What type of image search engine do you want to build? Is your search engine going to rely on tags, keywords, and text associated with an image? Then you’re probably building a search by meta-data image search engine.
Are you actually examining the image itself and trying to understand what the image contains? Are you trying to quantify the image and extract a set of numbers to represent the color, texture, or shape of an image? Then you are likely building a search by example image search engine.
Or are you combining the two methods above? Are you relying on textual information related to the image and then quantifying the image itself? Sounds like a hybrid image search engine to me.
Let’s go ahead and breakdown down each of these types of image search engines and try to understand them a little better.
Search by Meta-data
You go to Google. You are presented with the all familiar logo, a text box that you type your keywords into, and two buttons: “Google Search” and “I’m Feeling Lucky”. This is what we have come to love and adore as a text search engine. Manually typing in keywords and finding relevant results.
In fact, a meta-data image search engine is only marginally different from the text search engine mentioned above. A search by meta-data image search engine rarely examines the actual image itself. Instead, it relies on textual clues. These clues can come from a variety of sources, but the two main methods are:
1. Manual Annotations:
In this case, an administrator or user provides tags and keywords suggesting the content of an image. For example, let’s take a look at a screencap from my all time favorite movie, Jurassic Park.
What types of tags or keywords would we associate with this image? Well, we see there are two dinosaurs, but to be more precise, they are velociraptors. Clearly, this is a kitchen of some sort, but it’s not a kitchen like in your house or apartment. Everything is stainless steel and industrial grade — this is clearly a restaurant kitchen. Finally, we see Tim, a boy looking quite scared. Just by looking at this image for a second or two, we have come up with six tags to describe the image: dinosaurs, velociraptors, kitchen, industrial kitchen, boy and scared. This is an example of a manual annotation of images. We are doing the work, we are supplying the computer with keywords hinting at the content of the image.
2. Contextual Hints:
Normally, contextual hints only apply to webpages. Unlike manual annotations, where we had to come up with tags by hand, contextual hinting automatically examines the text surrounding an image or the text that an image appears on. The downside to this approach is that we are assuming the content of the image is related to the text on the webpage. This may work for websites such as Wikipedia, where images on the page relate to the content of the article, but if I were to implement a search by meta-data algorithm on this blog, it would (wrongly) associated the Jurassic Park image above with a bunch of keywords related to image search engines. While I would personally find this quite amusing, it demonstrates the limitations of the contextual hinting approach.

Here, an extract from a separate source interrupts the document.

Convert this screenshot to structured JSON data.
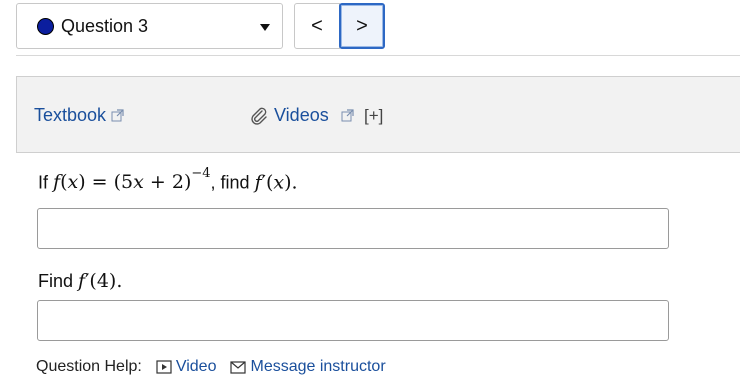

By using text keywords (whether manual annotations of contextual hints) to characterize an image, we can actually frame an image search engine as a text search engine and apply standard practices from information retrieval. As I mentioned above, the best example of an image search engine implementing search by meta-data is your standard Google, Bing, or Yahoo search that utilizes text keywords father than the content of the image itself. Next, let’s examine image search engines that take into account the actual content of the image.
Search by Example
Imagine you are Google or TinEye. You have billions of images that are searchable. Are you going to manually label each and every image? No way. That’s too time consuming, tedious, and expensive. What about contextual hints? That’s an automatic method, right? Sure, but remember the limitations I mentioned above. You could get some very strange results by relying only on the text on the same webpage an image appears on.
Instead, you can build a “search by example” image search engine. These types of image search engines try to quantify the image itself and are called Content Based Image Retrieval (CBIR) systems. A crude example would be to characterize the color of an image by the mean, standard deviation, and skewness of the pixel intensities in the image. (Quick note: If you are building a simple image search engine, in many cases, this approach actually works quite well).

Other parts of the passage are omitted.